Pour réaliser une ligne de chemin de fer de fret entre Rotterdam et Cologne, le groupe Vinci à du creuser un tunnel dans l’eau et enfouir dans le sol une montagne de sable venue d’Allemagne
On sait les Hollandais très soucieux de l’écologie. Sur la nouvelle ligne de fret qui emmène les containers à double étage de Rotterdam à Cologne, un obstacle de taille : le franchissement du canal de Pannerdensch, aurait normalement supposé la construction d’un simple viaduc. Soucieux de la préservation du paysage, le maître d’ouvrage lui a préféré un tunnel dont la complexité technique forme un florilège de difficultés rarement accumulées sur un même ouvrage. L’ouvrage bi-tube de 1620 mètres de long doit en effet franchir une ancienne sablière de 25 mètres de profondeur transformée en étang, prolongée d’épaisses poches d’argile mou, le tout passant sous un canal bordé de vastes et lourdes digues de protection contre les crues ne supportant aucune faiblesse du sol. Les ingénieurs de Vinci ont donc pris ces obstacles en charge les uns après les autres jusqu’à ce que, dans l’avancée du chantier, ils se cumulent les uns aux autres. Le tunnelier Maxima de 9,805 mètres de diamètre, à pression de boue (Mixshield) en charge des opérations, n’en est pas à son coup d’essai. L’engin d’une puissance de 7 000 tonnes de poussée a entre autres creusé le métro du Caire. Pourtant, cette « super taupe » s’avérait impuissante face à un sous-sol gorgé d’eau. Les ingénieurs ont donc choisi de congeler le sol cryogéniquement. L’azote liquide (-196°) à été injecté à l’aide de centaines d’aiguilles dans une profondeur de 30 mètres durant le perçage. Face aux températures plus que sibérienne du chantier, il a vite fallu installer autour des hommes des batteries de radiateurs à air chaud pour leur éviter une surgélation aussi rapide que certaine d’une part, mais surtout pour que le tunnel ne soit pas en permanence noyé dans le plus épais des brouillards. L’état de congélation du sol, surveillé comme le lait sur le feu, était en outre étroitement surveillé par une batterie de sondes reliées à une centrale informatique. Le passage sous le canal fut le point d’orgue de cette première phase. En effet, la faible épaisseur de la voûte, entre le tunnelier et le fond du canal et la fragile résistance des matériaux exigeaient une surveillance pointue des pressions de soutènement. Une dérive trop grande des calculs aurait ouvert la voie à l’écroulement du canal suivit de celui de l’ouvrage.

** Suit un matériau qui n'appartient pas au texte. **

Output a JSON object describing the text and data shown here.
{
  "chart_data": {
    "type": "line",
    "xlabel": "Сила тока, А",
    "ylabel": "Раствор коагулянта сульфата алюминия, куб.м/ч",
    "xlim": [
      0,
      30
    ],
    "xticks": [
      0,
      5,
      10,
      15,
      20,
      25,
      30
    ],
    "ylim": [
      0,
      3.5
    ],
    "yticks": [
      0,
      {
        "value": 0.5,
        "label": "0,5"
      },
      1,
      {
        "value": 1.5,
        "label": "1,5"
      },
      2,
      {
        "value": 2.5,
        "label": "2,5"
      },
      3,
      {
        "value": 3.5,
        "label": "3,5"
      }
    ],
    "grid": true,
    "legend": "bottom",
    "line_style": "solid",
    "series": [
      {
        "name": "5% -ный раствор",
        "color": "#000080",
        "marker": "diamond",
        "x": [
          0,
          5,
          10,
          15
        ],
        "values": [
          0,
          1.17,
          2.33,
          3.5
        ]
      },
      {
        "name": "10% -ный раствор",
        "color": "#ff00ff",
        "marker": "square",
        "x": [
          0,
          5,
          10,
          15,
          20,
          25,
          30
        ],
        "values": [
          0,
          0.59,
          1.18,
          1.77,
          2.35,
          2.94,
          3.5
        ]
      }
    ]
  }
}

Enterrer une montagne de sable
Le gel fit sont effet mais néanmoins, les poches les plus liquides exigèrent d’autres efforts. Il fallut en effet, sur de longues distances, intégrer au sol et au sous-sol une véritable montagne de sable. Les équipes de Vinci et de Comol firent ainsi venir d’Allemagne une noria de barges chargées de 700 000 m3 de sable. Ce matériau, intégré en couches successives fut compacté par vibroflottaison à l’aide d’une aiguille vibrante de 30 mètres suivant un maillage particulièrement serré avant d’être recouvert de roches. Cerise sur le gâteau, la traversée de deux poches d’argile, chacune longue de 150 mètres, a elle aussi exigé la mise en œuvre de techniques exceptionnelles. En effet pour éviter un colmatage permanent du « cake » dans le séparateur de boues, il fallut, également injecter, des quantités de produit polymère donnant une fluidité constante aux déchets de forage. L’ensemble de ces opérations n’a cependant pas empêché les ingénieurs de battre quelques records. Le tunnelier a en effet rempli sa mission au rythme de 17 mètres par jour dans les sols sableux et de 13 mètres dans l’argile. Un forage effectué 24 heures sur 24 sous la haute surveillance de théodolites mobiles reliés par GPS à un centre de contrôle qui, au moindre mouvement en surface du sol aurait, éventuellement pour longtemps, interrompu le chantiers. Le tunnel de Pannerdensch laissera pour longtemps chez ses constructeurs le souvenir de la pression. Pas seulement celle des machines et des contraintes techniques, mais surtout celle des hommes…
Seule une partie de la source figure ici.